Mais que isso, o livro tem uma linguagem bem acessível, especialmente se o leitor deseja aprofundar os debates sobre a caracterização da escolar como um espaço de reprodução ou emancipação, e/ou as duas coisas ao mesmo tempo. É uma excelente opção, para quem pretende se apropriar das reflexões acerca da história do movimento operário no início do século XX, bem como entender as ideias pedagógicas e o processo inicial de implementação do sistema escola brasileiro.

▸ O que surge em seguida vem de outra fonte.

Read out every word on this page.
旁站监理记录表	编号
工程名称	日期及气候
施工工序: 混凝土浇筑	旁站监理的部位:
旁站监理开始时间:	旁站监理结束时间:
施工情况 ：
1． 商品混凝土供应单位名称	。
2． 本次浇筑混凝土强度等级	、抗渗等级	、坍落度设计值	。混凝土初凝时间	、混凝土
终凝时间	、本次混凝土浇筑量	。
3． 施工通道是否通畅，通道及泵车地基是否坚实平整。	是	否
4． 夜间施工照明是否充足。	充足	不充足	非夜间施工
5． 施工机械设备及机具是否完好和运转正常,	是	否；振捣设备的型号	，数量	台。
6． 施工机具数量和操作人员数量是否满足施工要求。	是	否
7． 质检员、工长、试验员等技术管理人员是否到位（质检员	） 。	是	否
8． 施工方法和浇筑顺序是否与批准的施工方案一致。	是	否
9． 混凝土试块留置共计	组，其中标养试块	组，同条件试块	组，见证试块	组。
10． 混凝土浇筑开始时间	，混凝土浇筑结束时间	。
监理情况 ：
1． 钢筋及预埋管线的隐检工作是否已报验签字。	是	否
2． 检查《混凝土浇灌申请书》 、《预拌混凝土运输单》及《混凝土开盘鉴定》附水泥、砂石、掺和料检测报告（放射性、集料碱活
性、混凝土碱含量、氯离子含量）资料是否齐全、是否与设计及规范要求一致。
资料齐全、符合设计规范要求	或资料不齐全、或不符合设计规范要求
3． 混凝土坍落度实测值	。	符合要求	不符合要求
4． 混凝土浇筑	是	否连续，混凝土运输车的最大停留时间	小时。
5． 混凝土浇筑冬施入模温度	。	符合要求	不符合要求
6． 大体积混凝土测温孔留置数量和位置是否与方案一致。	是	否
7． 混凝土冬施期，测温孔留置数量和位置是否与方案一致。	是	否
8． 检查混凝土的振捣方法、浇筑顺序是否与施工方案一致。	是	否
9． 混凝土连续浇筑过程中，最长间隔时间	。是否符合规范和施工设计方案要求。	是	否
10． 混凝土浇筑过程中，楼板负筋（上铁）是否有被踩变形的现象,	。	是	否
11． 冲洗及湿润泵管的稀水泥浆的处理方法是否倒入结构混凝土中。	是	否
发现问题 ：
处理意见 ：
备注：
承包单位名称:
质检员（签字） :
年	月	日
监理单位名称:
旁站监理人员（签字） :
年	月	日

No primeiro capítulo, o leitor terá uma inquietante discussão sobre o papel da educação na sociedade. Utilizando-se de pensadores como Platão e, em especial Durkheim, os autores demonstram o papel da educação como um dos agentes de coesão social e socialização dos indivíduos, afinal, os processos educativos, estatais ou não, se inserem tal qual a família, justiça, ideologia, religião e órgãos repressores, em componentes dos elementos que constrangem, limitam e condicionam homens e mulheres consolidando uma suposta estabilidade social.

Posteriormente esse debate é aprofundado analisando os mecanismos de reprodução da sociedade capitalista. Bebendo nas fontes de Althusser e Bourdieu, os proponentes do texto explicitam como esse modo de produção cria as estruturas e mecanismos para a sua reprodução, organizando uma sociabilidade alicerçada na propriedade privada, bem como na replicação das relações de exploração. Esses processos, no entanto, não ocorrem sem contradições, de tal sorte, que as classes proprietárias necessitam criar aparelhos com vistas a naturalização do rito civilizatório burguês. A escola compõe esse conjunto de aparatos que vislumbram um certo equilíbrio, conforto e estabilidade. É, portanto, confrontado aqui, o ideário que propaga a escola como um equalizador das relações sociais, ideologia bastante difundida atualmente, especialmente pelos liberais e porta vozes do grande capital. 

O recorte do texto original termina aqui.